Recently, minimally invasive surgery has gained tremendous popularity as studies have shown that the less tissue disturbed during surgery, the faster patients can recover. As such, many new techniques have emerged to treat the herniated disk by actually removing the irritating fragment, without damaging the local muscles and tissues.

The most common minimally invasive techniques involve expanding what the surgeon’s eye can normally see. By expanding our vision we can make much smaller, less destructive incisions to access the disk and remove it. Minimally invasive techniques use tools such as operating loop glasses, direct 3D magnification that increases normal vision 2-5x, operating microscopes–which allow direct 3D vision to be greatly magnified (up to 60x normal vision), and the endoscope, which offers indirect 2D vision (i.e. a camera is used to project images onto a TV monitor.)

Theoretically, laser surgery is another way to reduce nerve irritation by shrinking the disk rather than removing it. Laser surgery, also called Percutaneous Laser Disc Decompression (PLDD), uses a small incision to introduce a fiber into the disk herniation. Laser energy vaporizes the water contained in the disk to shrink it. Think of a large water balloon – when you remove some of the water, the size of the balloon shrinks.
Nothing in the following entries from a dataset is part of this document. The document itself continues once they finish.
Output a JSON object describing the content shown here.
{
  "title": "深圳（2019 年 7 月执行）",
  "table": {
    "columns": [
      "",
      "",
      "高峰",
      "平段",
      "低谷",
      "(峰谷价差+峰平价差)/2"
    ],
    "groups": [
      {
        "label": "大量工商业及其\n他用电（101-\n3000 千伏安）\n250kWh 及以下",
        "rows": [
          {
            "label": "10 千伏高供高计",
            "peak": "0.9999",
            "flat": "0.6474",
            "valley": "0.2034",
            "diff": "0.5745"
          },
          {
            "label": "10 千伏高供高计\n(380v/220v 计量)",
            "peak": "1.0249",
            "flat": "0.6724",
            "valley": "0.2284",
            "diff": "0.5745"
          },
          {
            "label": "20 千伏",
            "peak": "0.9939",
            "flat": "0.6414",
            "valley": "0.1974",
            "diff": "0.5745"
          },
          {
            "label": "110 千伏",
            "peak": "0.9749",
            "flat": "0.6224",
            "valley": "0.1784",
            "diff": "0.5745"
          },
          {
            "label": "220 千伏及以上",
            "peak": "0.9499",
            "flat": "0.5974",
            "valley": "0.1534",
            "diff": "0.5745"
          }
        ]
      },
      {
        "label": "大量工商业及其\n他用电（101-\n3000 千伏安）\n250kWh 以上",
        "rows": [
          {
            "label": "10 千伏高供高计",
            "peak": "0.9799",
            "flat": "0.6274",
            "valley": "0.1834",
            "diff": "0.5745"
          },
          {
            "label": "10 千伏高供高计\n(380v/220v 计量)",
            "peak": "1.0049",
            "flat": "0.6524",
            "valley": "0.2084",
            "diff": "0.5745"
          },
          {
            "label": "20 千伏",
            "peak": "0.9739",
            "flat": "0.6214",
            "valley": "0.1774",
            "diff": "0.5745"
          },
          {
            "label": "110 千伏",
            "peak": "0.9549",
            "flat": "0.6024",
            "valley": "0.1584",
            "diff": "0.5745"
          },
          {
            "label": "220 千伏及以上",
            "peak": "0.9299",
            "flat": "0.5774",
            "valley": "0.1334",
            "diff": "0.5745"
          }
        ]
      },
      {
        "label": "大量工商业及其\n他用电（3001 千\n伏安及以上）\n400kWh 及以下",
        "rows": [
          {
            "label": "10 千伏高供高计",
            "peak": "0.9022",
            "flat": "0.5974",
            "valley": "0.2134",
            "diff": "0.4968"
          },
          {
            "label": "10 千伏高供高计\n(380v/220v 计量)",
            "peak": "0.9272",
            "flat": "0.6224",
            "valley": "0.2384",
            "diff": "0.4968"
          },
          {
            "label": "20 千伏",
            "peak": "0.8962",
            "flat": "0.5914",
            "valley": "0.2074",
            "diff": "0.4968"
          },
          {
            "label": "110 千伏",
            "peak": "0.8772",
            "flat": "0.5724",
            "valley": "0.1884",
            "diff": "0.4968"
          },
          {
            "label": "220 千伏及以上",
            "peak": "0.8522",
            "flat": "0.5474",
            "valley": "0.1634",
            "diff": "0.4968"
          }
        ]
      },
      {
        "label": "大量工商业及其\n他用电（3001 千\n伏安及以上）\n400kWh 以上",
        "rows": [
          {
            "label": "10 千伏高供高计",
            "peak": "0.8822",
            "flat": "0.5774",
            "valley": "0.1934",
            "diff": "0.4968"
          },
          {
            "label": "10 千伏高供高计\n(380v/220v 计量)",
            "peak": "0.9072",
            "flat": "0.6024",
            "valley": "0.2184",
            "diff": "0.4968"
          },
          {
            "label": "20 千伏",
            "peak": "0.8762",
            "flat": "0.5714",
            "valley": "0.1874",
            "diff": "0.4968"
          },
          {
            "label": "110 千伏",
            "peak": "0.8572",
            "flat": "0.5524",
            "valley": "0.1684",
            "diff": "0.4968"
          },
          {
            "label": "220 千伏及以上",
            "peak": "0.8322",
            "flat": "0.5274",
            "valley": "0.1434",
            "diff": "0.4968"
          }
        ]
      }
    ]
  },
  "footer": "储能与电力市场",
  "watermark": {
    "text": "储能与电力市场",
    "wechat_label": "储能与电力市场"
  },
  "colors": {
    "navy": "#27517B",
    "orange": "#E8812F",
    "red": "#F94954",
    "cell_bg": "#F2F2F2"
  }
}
Although often advertised as a “new breakthrough in treating disk herniation,” the first clinical laser disc decompression was performed in 1986 and the technique was approved by the U.S. FDA in 1991. Despite more than 20 years of experience with this technique, there is a scarcity of literature featuring randomized clinical trials that show its effectiveness.

Currently, minimally invasive open discectomy using an operating microscope is considered to be the universal gold standard in the surgical treatment of lumbar disc herniation– that is why I choose to employ this technique at our Spine Center. We use cutting-edge equipment that allows for the best outcomes with the shortest recovery times. For patients needing surgery for this very common problem, we have had great success with this technique.